By contrast, in Spain, Robles’ death linked Dos Passos and Manhattan Transfer to our historical and cultural identity. Contributing to this continuing interest, Manhattan Transfer is associated in our mind with some of the cultural and political milestones in 20th century Spain. The literary life at the cafés, or “tertulias”, the spirit of liberal educators at Institución Libre de Enseñanza, student life at Residencia de Estudiantes, marked a whole generation of Spanish scholars, artists, and writers who later experienced the war with all its consequences (executions, exile, repression). Dos Passos was not only a witness to the Spanish civil war, but saw himself “tangled” in the horror of innocent deaths through the loss of his best Spanish friend, Pepe.
Dos Passos’ ideological developments towards conservatism in later years do not seem to have affected his reputation as a writer in Spain, where he is mostly talked about with admiration for his contribution to the modernization of the novel and with general respect for his involvement in the Spanish Civil War. Our view of Dos Passos has not been permeated by his political shift.
It is good that history and politics are keeping the name of Dos Passos on the shelves of Spanish bookshops and libraries, in internet blogs and the media; his reputation seems to be intact. But we must make an effort to explain and spread the literary reasons, too; otherwise, John Dos Passos may be at risk of being more discussed than read in Spain.

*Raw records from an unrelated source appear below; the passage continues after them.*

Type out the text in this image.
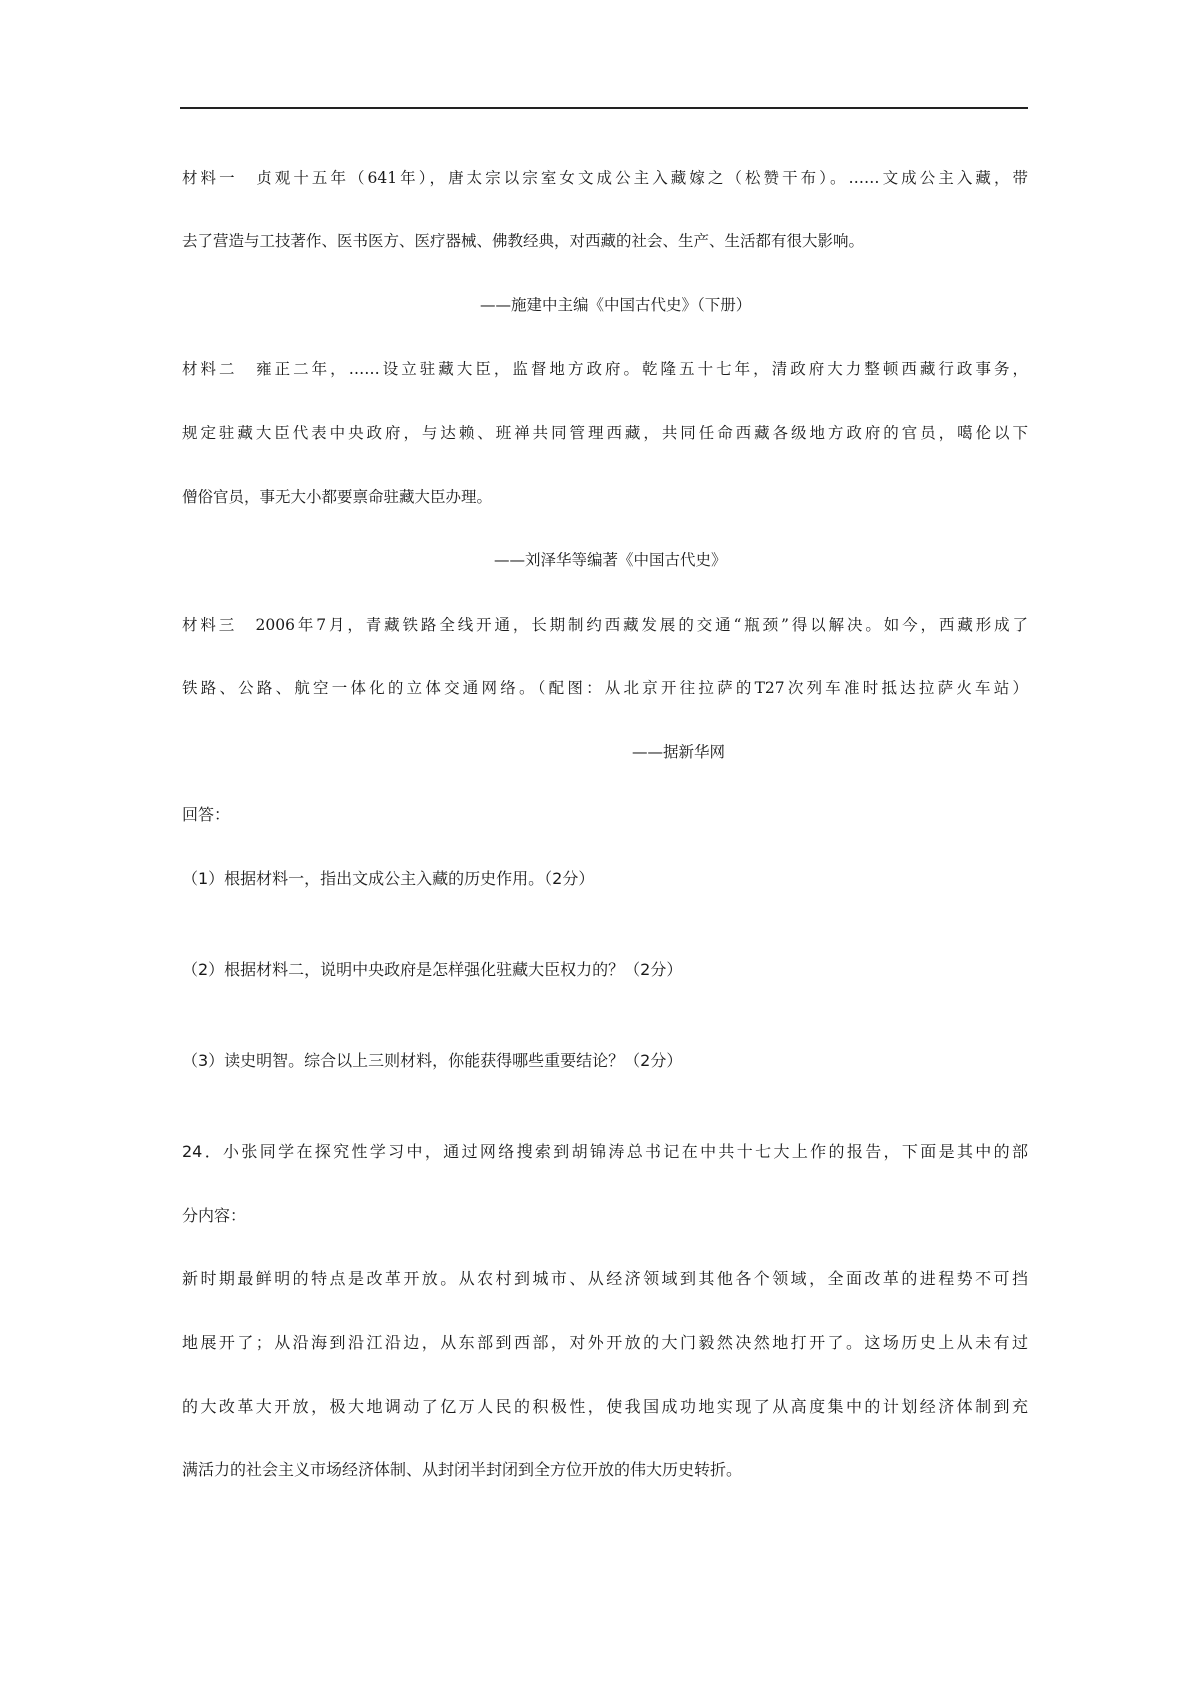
材料一　贞观十五年（641年），唐太宗以宗室女文成公主入藏嫁之（松赞干布）。……文成公主入藏，带
去了营造与工技著作、医书医方、医疗器械、佛教经典，对西藏的社会、生产、生活都有很大影响。
——施建中主编《中国古代史》（下册）
材料二　雍正二年，……设立驻藏大臣，监督地方政府。乾隆五十七年，清政府大力整顿西藏行政事务，
规定驻藏大臣代表中央政府，与达赖、班禅共同管理西藏，共同任命西藏各级地方政府的官员，噶伦以下
僧俗官员，事无大小都要禀命驻藏大臣办理。
——刘泽华等编著《中国古代史》
材料三　2006年7月，青藏铁路全线开通，长期制约西藏发展的交通“瓶颈”得以解决。如今，西藏形成了
铁路、公路、航空一体化的立体交通网络。（配图：从北京开往拉萨的T27次列车准时抵达拉萨火车站）
——据新华网
回答：
（1）根据材料一，指出文成公主入藏的历史作用。（2分）
（2）根据材料二，说明中央政府是怎样强化驻藏大臣权力的？（2分）
（3）读史明智。综合以上三则材料，你能获得哪些重要结论？（2分）
24．小张同学在探究性学习中，通过网络搜索到胡锦涛总书记在中共十七大上作的报告，下面是其中的部
分内容：
新时期最鲜明的特点是改革开放。从农村到城市、从经济领域到其他各个领域，全面改革的进程势不可挡
地展开了；从沿海到沿江沿边，从东部到西部，对外开放的大门毅然决然地打开了。这场历史上从未有过
的大改革大开放，极大地调动了亿万人民的积极性，使我国成功地实现了从高度集中的计划经济体制到充
满活力的社会主义市场经济体制、从封闭半封闭到全方位开放的伟大历史转折。
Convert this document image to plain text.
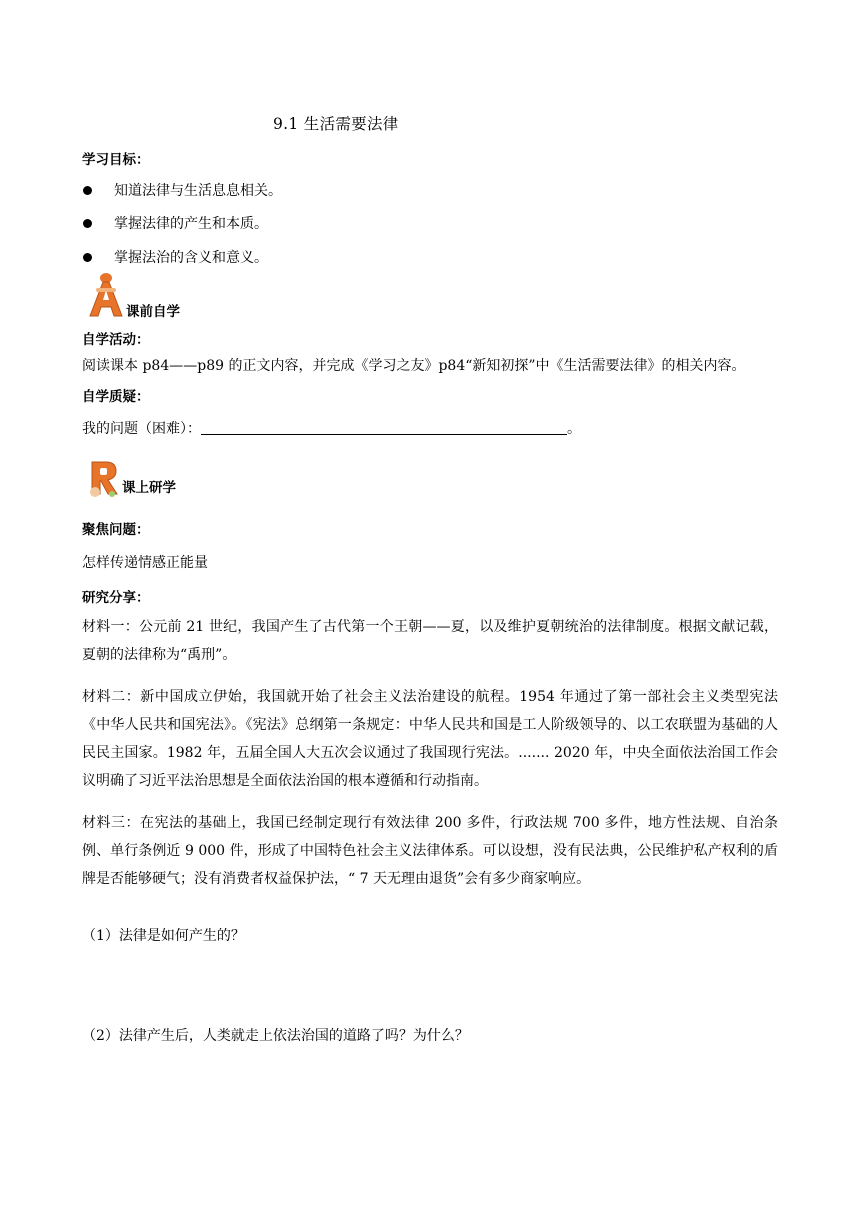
9.1 生活需要法律
学习目标：
知道法律与生活息息相关。
掌握法律的产生和本质。
掌握法治的含义和意义。
课前自学
自学活动：
阅读课本 p84——p89 的正文内容，并完成《学习之友》p84“新知初探”中《生活需要法律》的相关内容。
自学质疑：
我的问题（困难）：	。
课上研学
聚焦问题：
怎样传递情感正能量
研究分享：
材料一：公元前 21 世纪，我国产生了古代第一个王朝——夏，以及维护夏朝统治的法律制度。根据文献记载，夏朝的法律称为“禹刑”。
材料二：新中国成立伊始，我国就开始了社会主义法治建设的航程。1954 年通过了第一部社会主义类型宪法《中华人民共和国宪法》。《宪法》总纲第一条规定：中华人民共和国是工人阶级领导的、以工农联盟为基础的人民民主国家。1982 年，五届全国人大五次会议通过了我国现行宪法。....... 2020 年，中央全面依法治国工作会议明确了习近平法治思想是全面依法治国的根本遵循和行动指南。
材料三：在宪法的基础上，我国已经制定现行有效法律 200 多件，行政法规 700 多件，地方性法规、自治条例、单行条例近 9 000 件，形成了中国特色社会主义法律体系。可以设想，没有民法典，公民维护私产权利的盾牌是否能够硬气；没有消费者权益保护法，“ 7 天无理由退货”会有多少商家响应。
（1）法律是如何产生的？
（2）法律产生后，人类就走上依法治国的道路了吗？为什么？
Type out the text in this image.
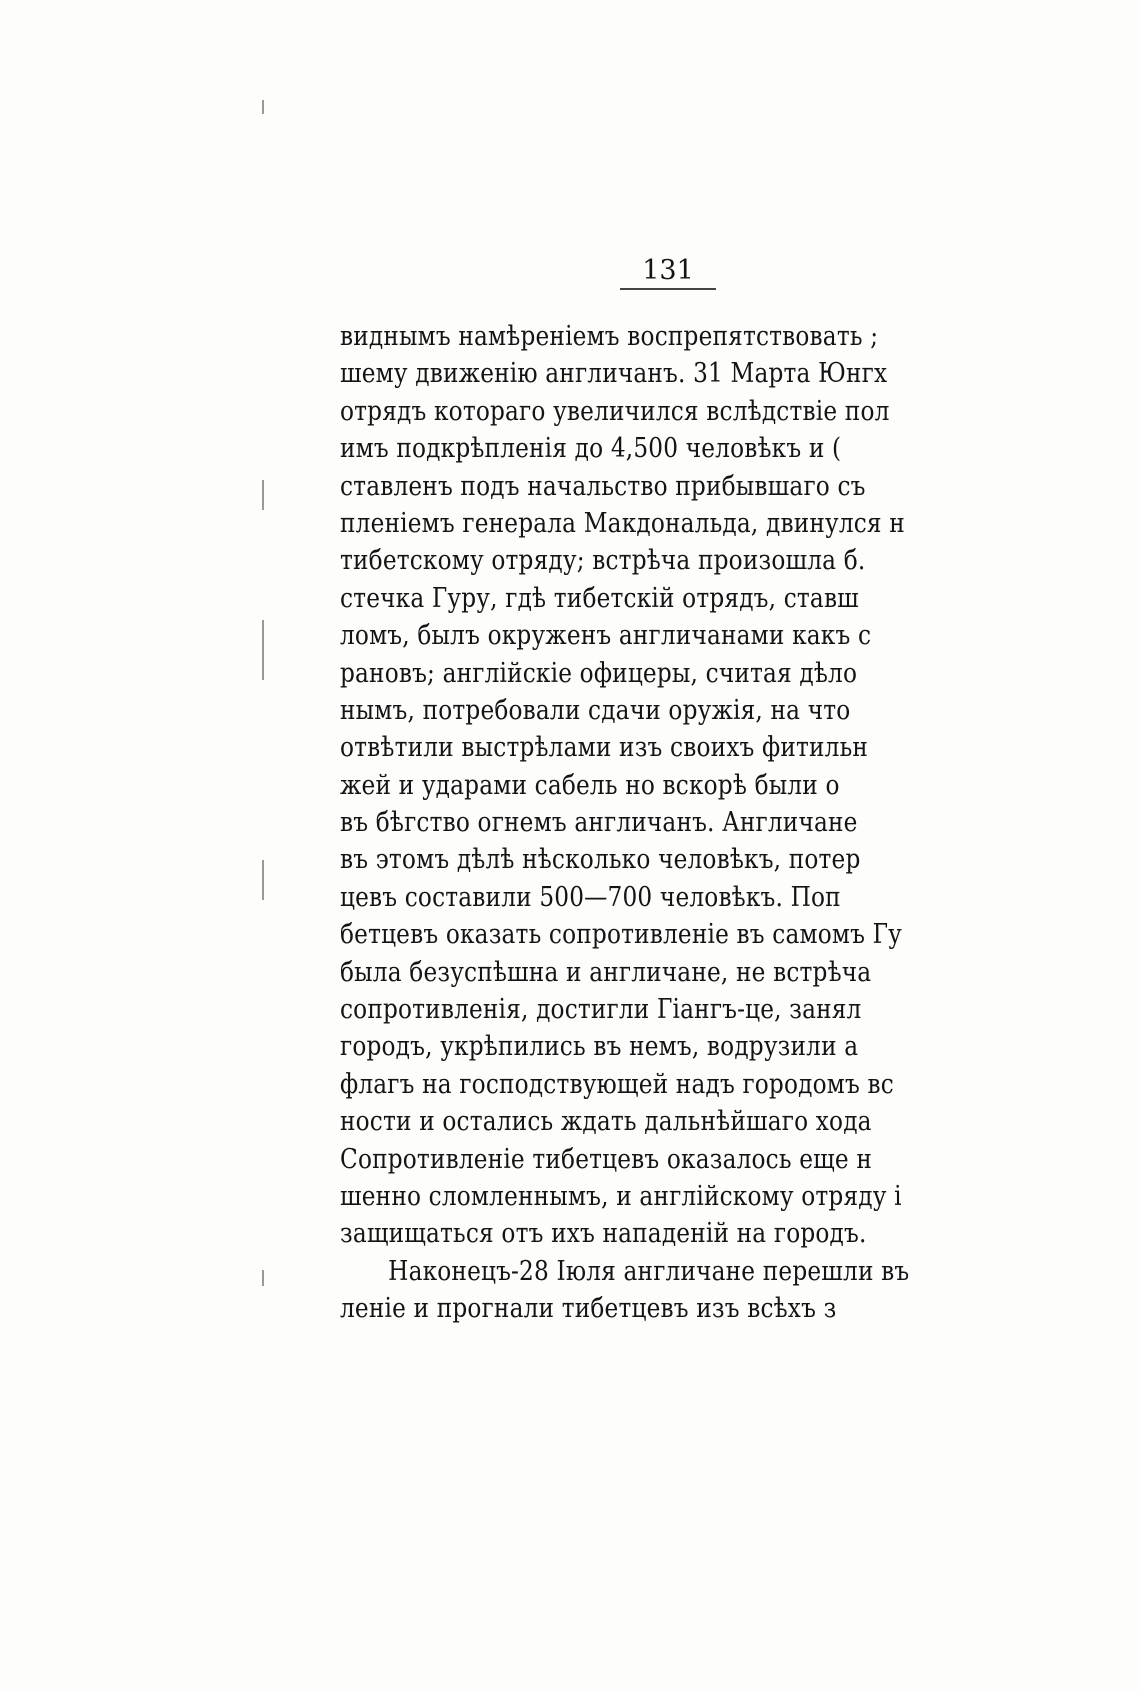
131
виднымъ намѣреніемъ воспрепятствовать ;
шему движенію англичанъ. 31 Марта Юнгх
отрядъ котораго увеличился вслѣдствіе пол
имъ подкрѣпленія до 4,500 человѣкъ и (
ставленъ подъ начальство прибывшаго съ
пленіемъ генерала Макдональда, двинулся н
тибетскому отряду; встрѣча произошла б.
стечка Гуру, гдѣ тибетскій отрядъ, ставш
ломъ, былъ окруженъ англичанами какъ с
рановъ; англійскіе офицеры, считая дѣло
нымъ, потребовали сдачи оружія, на что
отвѣтили выстрѣлами изъ своихъ фитильн
жей и ударами сабель но вскорѣ были о
въ бѣгство огнемъ англичанъ. Англичане
въ этомъ дѣлѣ нѣсколько человѣкъ, потер
цевъ составили 500—700 человѣкъ. Поп
бетцевъ оказать сопротивленіе въ самомъ Гу
была безуспѣшна и англичане, не встрѣча
сопротивленія, достигли Гіангъ-це, занял
городъ, укрѣпились въ немъ, водрузили а
флагъ на господствующей надъ городомъ вс
ности и остались ждать дальнѣйшаго хода
Сопротивленіе тибетцевъ оказалось еще н
шенно сломленнымъ, и англійскому отряду і
защищаться отъ ихъ нападеній на городъ.
Наконецъ-28 Іюля англичане перешли въ
леніе и прогнали тибетцевъ изъ всѣхъ з
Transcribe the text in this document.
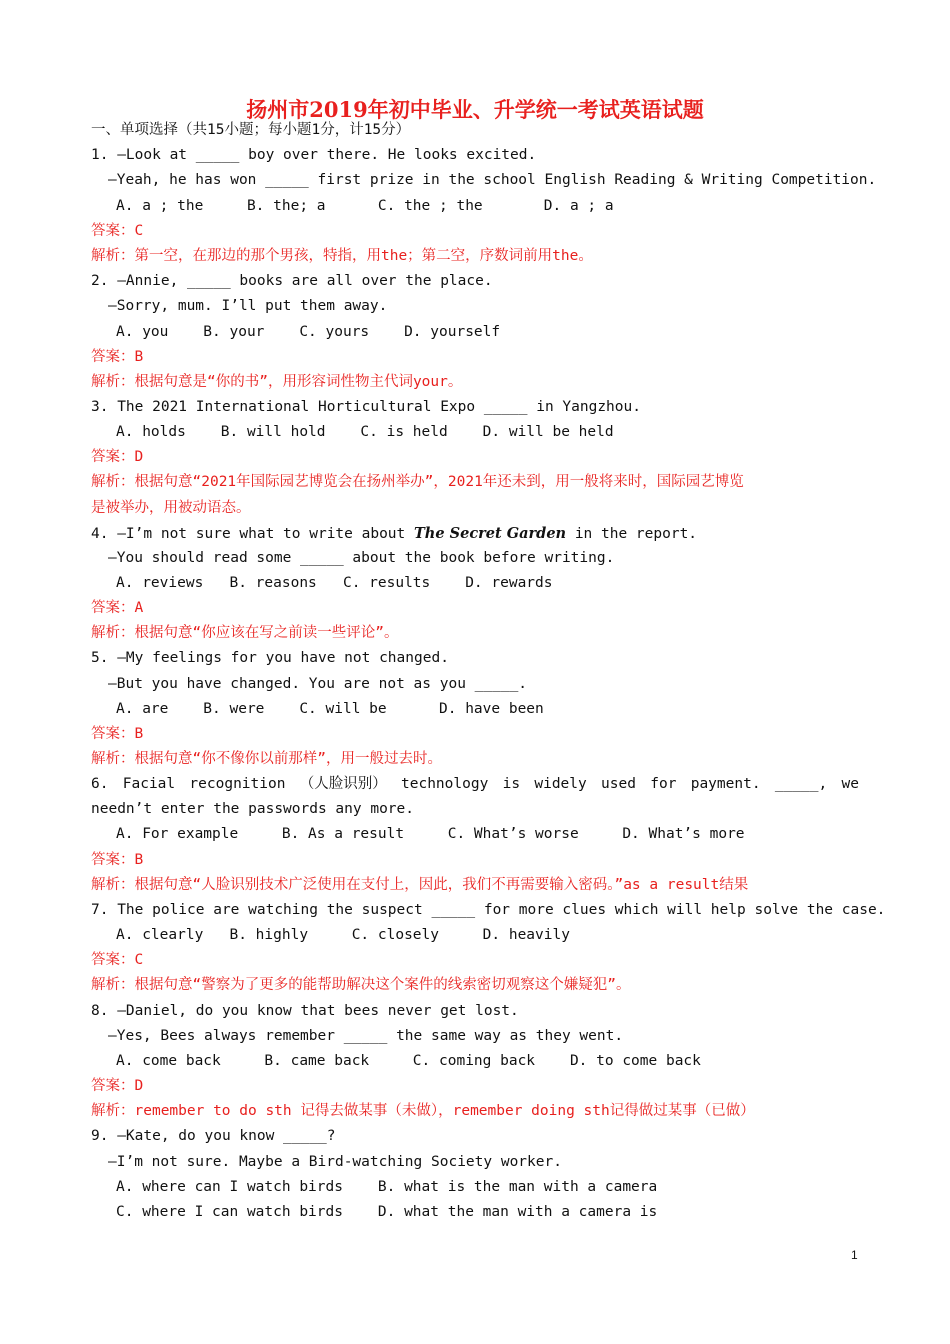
扬州市2019年初中毕业、升学统一考试英语试题
一、单项选择（共15小题；每小题1分，计15分）
1. —Look at _____ boy over there. He looks excited.
—Yeah, he has won _____ first prize in the school English Reading & Writing Competition.
A. a ; the     B. the; a      C. the ; the       D. a ; a
答案：C
解析：第一空，在那边的那个男孩，特指，用the；第二空，序数词前用the。
2. —Annie, _____ books are all over the place.
—Sorry, mum. I’ll put them away.
A. you    B. your    C. yours    D. yourself
答案：B
解析：根据句意是“你的书”，用形容词性物主代词your。
3. The 2021 International Horticultural Expo _____ in Yangzhou.
A. holds    B. will hold    C. is held    D. will be held
答案：D
解析：根据句意“2021年国际园艺博览会在扬州举办”，2021年还未到，用一般将来时，国际园艺博览
是被举办，用被动语态。
4. —I’m not sure what to write about The Secret Garden in the report.
—You should read some _____ about the book before writing.
A. reviews   B. reasons   C. results    D. rewards
答案：A
解析：根据句意“你应该在写之前读一些评论”。
5. —My feelings for you have not changed.
—But you have changed. You are not as you _____.
A. are    B. were    C. will be      D. have been
答案：B
解析：根据句意“你不像你以前那样”，用一般过去时。
6. Facial recognition （人脸识别） technology is widely used for payment. _____, we
needn’t enter the passwords any more.
A. For example     B. As a result     C. What’s worse     D. What’s more
答案：B
解析：根据句意“人脸识别技术广泛使用在支付上，因此，我们不再需要输入密码。”as a result结果
7. The police are watching the suspect _____ for more clues which will help solve the case.
A. clearly   B. highly     C. closely     D. heavily
答案：C
解析：根据句意“警察为了更多的能帮助解决这个案件的线索密切观察这个嫌疑犯”。
8. —Daniel, do you know that bees never get lost.
—Yes, Bees always remember _____ the same way as they went.
A. come back     B. came back     C. coming back    D. to come back
答案：D
解析：remember to do sth 记得去做某事（未做），remember doing sth记得做过某事（已做）
9. —Kate, do you know _____?
—I’m not sure. Maybe a Bird-watching Society worker.
A. where can I watch birds    B. what is the man with a camera
C. where I can watch birds    D. what the man with a camera is
1
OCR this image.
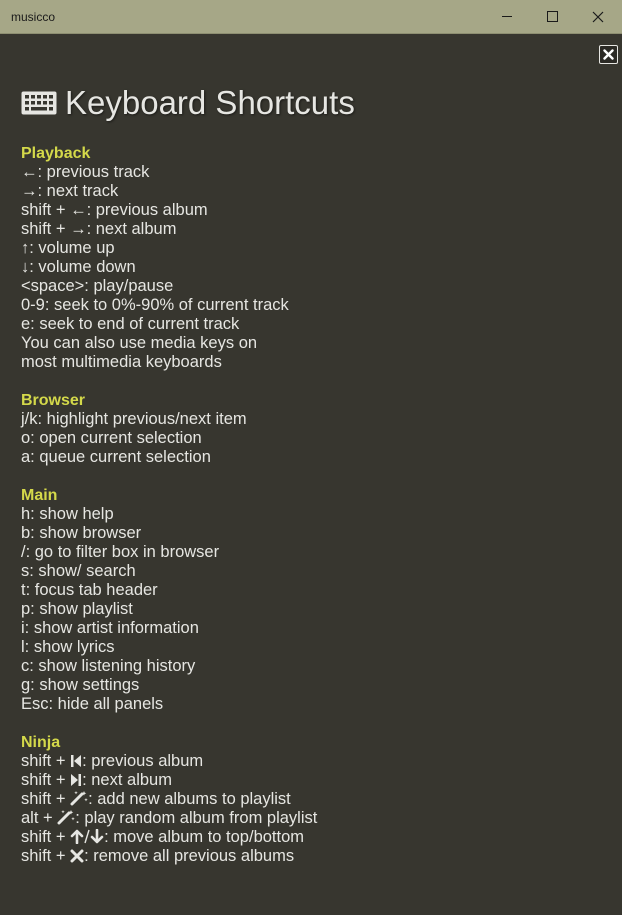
musicco
Keyboard Shortcuts
Playback
←: previous track
→: next track
shift + ←: previous album
shift + →: next album
↑: volume up
↓: volume down
<space>: play/pause
0-9: seek to 0%-90% of current track
e: seek to end of current track
You can also use media keys on
most multimedia keyboards
Browser
j/k: highlight previous/next item
o: open current selection
a: queue current selection
Main
h: show help
b: show browser
/: go to filter box in browser
s: show/ search
t: focus tab header
p: show playlist
i: show artist information
l: show lyrics
c: show listening history
g: show settings
Esc: hide all panels
Ninja
shift + : previous album
shift + : next album
shift + : add new albums to playlist
alt + : play random album from playlist
shift + : move album to top/bottom
shift + : remove all previous albums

Rosa María Bautista Cordero is currently writing her PhD dissertation on the Spanish translations of Manhattan Transfer and their role in the Spanish construction of John Dos Passos. She is the author of “The Spanish Translation of Manhattan Transfer and Censorship” in Estudios de Traducción; Vol 3 (2013); 149-162 and “The Spanish Translations of Manhattan Transfer” in Caleidoscopio de Traducción Literaria; Dyckinson; Madrid (2012); 125-137.
As a literary translator, her published work includes articles, essays and short stories by Bruce Chatwin, V.S. Naipaul, Erica Jong, Amos Oz, Hugh Thomas, James Joyce, Peter Ackroyd, Tom Wolfe, Allen Ginsberg, Graham Greene, Philip Roth, Anthony Burgess and Salman Rushdie.
Rosa teaches Translation and Intercultural Communication at Universidad Alfonso X el Sabio and at the ILMyT (Instituto de Lenguas Modernas y Traductores) of the Universidad Complutense de Madrid.She holds a postgraduate degree in British and North American Literature and a BA in English Language and Literature. She has been a certified/sworn translator by appointment of the Spanish authorities (Ministerio de Asuntos Exteriores) since 1995.